Church in Houston, Texas

The First Presbyterian Church of Houston is a church in the Museum District of Houston, Texas. As of 2012 it had 3,567 members. The church has been located in the Museum District since 1948.

== History ==
The church was founded in 1839 by Rev. James Weston Miller. He was from Pennsylvania as a foreign missionary in the Republic of Texas. The congregation consisted of 13 charter members. Initially, the church met in the Senate Chamber of the Republic of Texas, moving nearby to its first building in 1842. Later the congregation become a prominent member of the Southern Presbyterian Church, and planted several Presbyterian congregations in Houston. The church grew rapidly. First Presbyterian begun mission efforts to South Korea and Brazil.

The church moved to its current location in 1948. The new sanctuary building was the first air-conditioned sanctuary in Texas.

In 2001 B. William Vanderbloemen was elected as the church's pastor.
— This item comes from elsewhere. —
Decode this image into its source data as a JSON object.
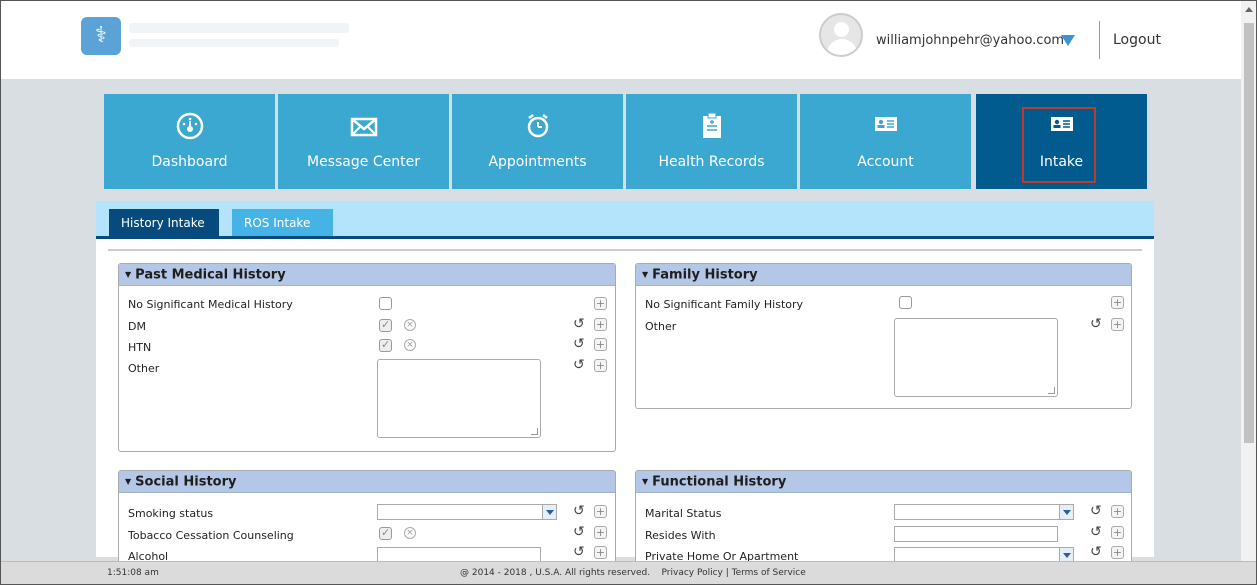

Vanderbloemen resigned in January 2007 after taking leave in December 2006.

In February 2014 the church voted whether or not to sever ties with the PCUSA, following a policy change in which the latter organization opened the possibility of the ordination of openly gay ministers. First Presbyterian narrowly voted to stay with the denomination.

In November 2016, the church decided to leave the PCUSA and align with ECO: A Covenant Order of Evangelical Presbyterians.

The senior pastor is Curtis A. Bronzan.

==School==
Presbyterian School is on the grounds of the church.